For 2016, the standard deduction was $6,300 for single filers under 65 and $7,850 for single filers 65 or older. If you are married, file a joint return and both you and your spouse were under 65 in 2016, the standard deduction is $12,600. If you file a joint return but one of you was 65 or older the standard deduction is increased $13,850, and if you were both over 65, the standard is increased to $15,100. The personal exemption amount for 2016 was $4,050.
So what does that all mean? Well, let’s put it in more explicit, less IRS-like lingo. If you are a single filer and your 2016 income was equal to or greater than $10,350 ($11,900 if you were 65 or older), you should generally file a return. If you are married and file a joint return, and you and your spouse had $20,700 ($21,950 if one of you was 65 or older, $23,200 if you were both 65 or older) or more of income, you must generally file a return. Other limits apply if you are married but file a separate return from your spouse, if you file as head of household, or if you file as a qualifying widower.
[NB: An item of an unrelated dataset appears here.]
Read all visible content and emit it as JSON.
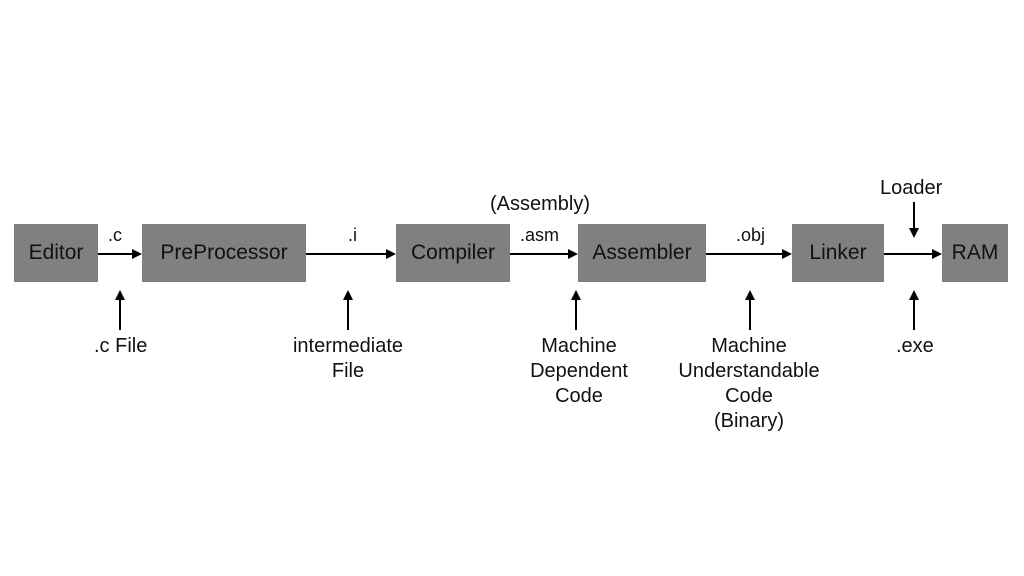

A word of warning, the rules above only apply if no one else can claim you as a dependent on their return. There are also other rules for self-employed persons, so be sure to speak with your tax professional before deciding not to file a return.
For more information on determining whether or not you have to file a return, see IRS Publication 501 (Exemptions, Standard Deduction, and Filing Information).
Of course, it should be noted that just because you don’t have to file a tax return doesn’t mean that you shouldn’t file a tax return. There are many reasons to file, even when you don’t have to, including:
- If you’re entitled to a refund or can claim a refundable credit.
- You want to start the statute of limitations “clock” ticking.
- You want to file a return showing the income you’ve earned to back-up an IRA or Roth IRA contribution.
- You think your CPA is not busy enough during tax time.
Ok, so maybe not that last one. But you get the point, there are some compelling reasons to file a return even when it’s not required. The one good thing about filing a return is that there really isn’t much downside. It’s not like you can ever owe more than you otherwise would. If your tax liability is $0 without a return, it will be $0 with a return. The only difference is, if you file a return, after 3 years, the IRS generally can’t question that amount (except in cases of fraud).